Question

PacBio file type from NCBI run download

0

Entering edit mode

5.4 years ago

noodle ▴ 600

Let's say I download a pacbio run file from the NCBI SRA dataset shown here; https://trace.ncbi.nlm.nih.gov/Traces/sra/?run=SRR9849809

download link here; https://sra-download.ncbi.nlm.nih.gov/traces/sra2/SRR/009618/SRR9849809

Can someone tell me the format of the downloaded SRR9849809 file?

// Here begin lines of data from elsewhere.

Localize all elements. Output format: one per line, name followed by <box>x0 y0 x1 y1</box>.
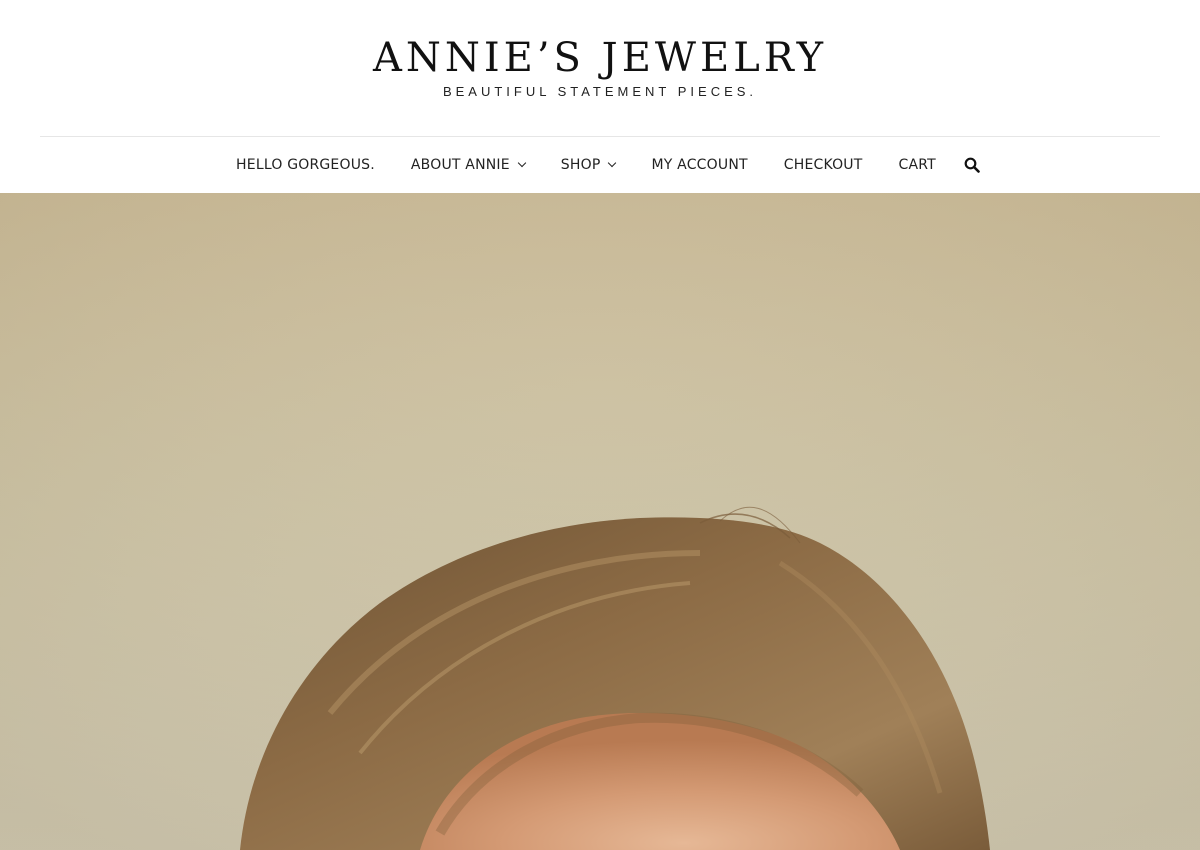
nav-item-label: CHECKOUT <box>783 157 863 173</box>
nav-item-cart[interactable]: CART <box>881 157 954 173</box>
hero-photo <box>0 193 1200 850</box>
main-navigation: HELLO GORGEOUS. ABOUT ANNIE SHOP MY ACCO… <box>0 137 1200 193</box>
nav-item-my-account[interactable]: MY ACCOUNT <box>633 157 765 173</box>
chevron-down-icon <box>517 158 527 168</box>
nav-item-hello-gorgeous[interactable]: HELLO GORGEOUS. <box>218 157 393 173</box>
chevron-down-icon <box>608 158 617 168</box>
site-header: ANNIE’S JEWELRY BEAUTIFUL STATEMENT PIEC… <box>0 0 1200 193</box>
nav-item-label: ABOUT ANNIE <box>410 157 510 173</box>
search-button[interactable] <box>962 155 982 175</box>
site-title[interactable]: ANNIE’S JEWELRY <box>0 30 1200 86</box>
hero-image <box>0 193 1200 850</box>
nav-item-label: MY ACCOUNT <box>651 157 748 173</box>
nav-item-label: HELLO GORGEOUS. <box>236 157 375 173</box>
nav-item-about-annie[interactable]: ABOUT ANNIE <box>393 157 543 173</box>
nav-item-checkout[interactable]: CHECKOUT <box>766 157 881 173</box>
search-icon <box>964 157 980 173</box>
nav-item-label: SHOP <box>560 157 601 173</box>
site-tagline: BEAUTIFUL STATEMENT PIECES. <box>442 84 758 99</box>
nav-item-label: CART <box>898 157 936 173</box>
nav-item-shop[interactable]: SHOP <box>543 157 634 173</box>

It doesn't seem to be a standard compressed format, unless I missed something.

Thanks!

pacbio ncbi sra • 3.5k views

ADD COMMENT • link 5.4 years ago by noodle ▴ 600

1

Entering edit mode

See Tutorial: How to download raw sequence data from GEO/SRA How to download raw sequence data from GEO/SRA . Although in this case you don't need to split files.

Or directly download the FASTQ (sequences) from ftp://ftp.sra.ebi.ac.uk/vol1/fastq/SRR984/009/SRR9849809/SRR9849809_subreads.fastq.gz

ADD REPLY • link 5.4 years ago by jean.elbers ★ 1.7k

0

Entering edit mode

Thanks you!

A related but different question - I noticed there are s3 and gs bucket listings. Do you know if SRA has a public bucket? Or is there a way to request access? Thanks again :)

s3://sra-pub-run-4/SRR9849809/SRR9849809.1
gs://sra-pub-run-4/SRR9849809/SRR9849809.1

ADD REPLY • link 5.4 years ago by noodle ▴ 600

1

Entering edit mode

You can install gcloud utilities (part of Cloud SDK) on your server. You can then copy data directly from google bucket gsutil cp gs://sra-pub-run-4/SRR9849809/SRR9849809.1 your_local_disk

Update: Even though the google storage bucket is public, it appears that you have to pay to download the data (Bucket is requester pays bucket).

AWS command line utility provides similar functionality for Amazon buckets.

ADD REPLY • link 5.4 years ago by GenoMax 148k

0

Entering edit mode

Thanks, unfortunately it seems like these are not public buckets.

$ aws s3 cp s3://sra-pub-run-4/SRR9849809/SRR9849809.1 ./
fatal error: An error occurred (403) when calling the HeadObject operation: Forbidden

$ gsutil cp gs://sra-pub-run-4/SRR9849809/SRR9849809.1 ./
BadRequestException: 400 Bucket is requester pays bucket but no user project provided.

ADD REPLY • link 5.4 years ago by noodle ▴ 600

0

Entering edit mode

I think buckets are public. For data egress you need to pay. So you will have to provide a valid google compute/cloud project name for billing.

ADD REPLY • link 5.4 years ago by GenoMax 148k

0

Entering edit mode

Any idea where I can initiate this? It's not so obvious clicking around the NCBI/SRA website...I'll start a new thread

ADD REPLY • link 5.4 years ago by noodle ▴ 600

0

Entering edit mode

Any idea where I can initiate this?

Initiate? You need a valid google compute account (which can be set up using directions here). Generally you would have access via your institution (since they will pay for your account). Unless you intend to use google compute for analysis you may be best off getting the data via ENA link provided by @Jean above.

ADD REPLY • link 5.4 years ago by GenoMax 148k

0

Entering edit mode

yes, of course. I regularly use AWS and have the gs utils installed as well. It seems we're right at the transition period. https://www.nlm.nih.gov/news/NLM_Moves_SRA_Cloud.html

ADD REPLY • link 5.4 years ago by noodle ▴ 600

1

Entering edit mode

As long as NCBI keeps free access available via sratoolkit (and ENA keeps fastq files available, which I believe they have committed to doing) all should be well. Not everyone would be able to have google/AWS accounts and pay for data downloads.

ADD REPLY • link 5.4 years ago by GenoMax 148k

0

Entering edit mode

Sure, fasterq-dump is great.

I started a new thread here if you want to follow.

NCBI SRA AWS AMI

ADD REPLY • link 5.4 years ago by noodle ▴ 600

1

Entering edit mode

joe : NCBI SRA support indicated that the cloud services are not ready for public use (August 2019). Some data downloads will requirement payment, some not. Public announcement about cloud services will be coming in near future.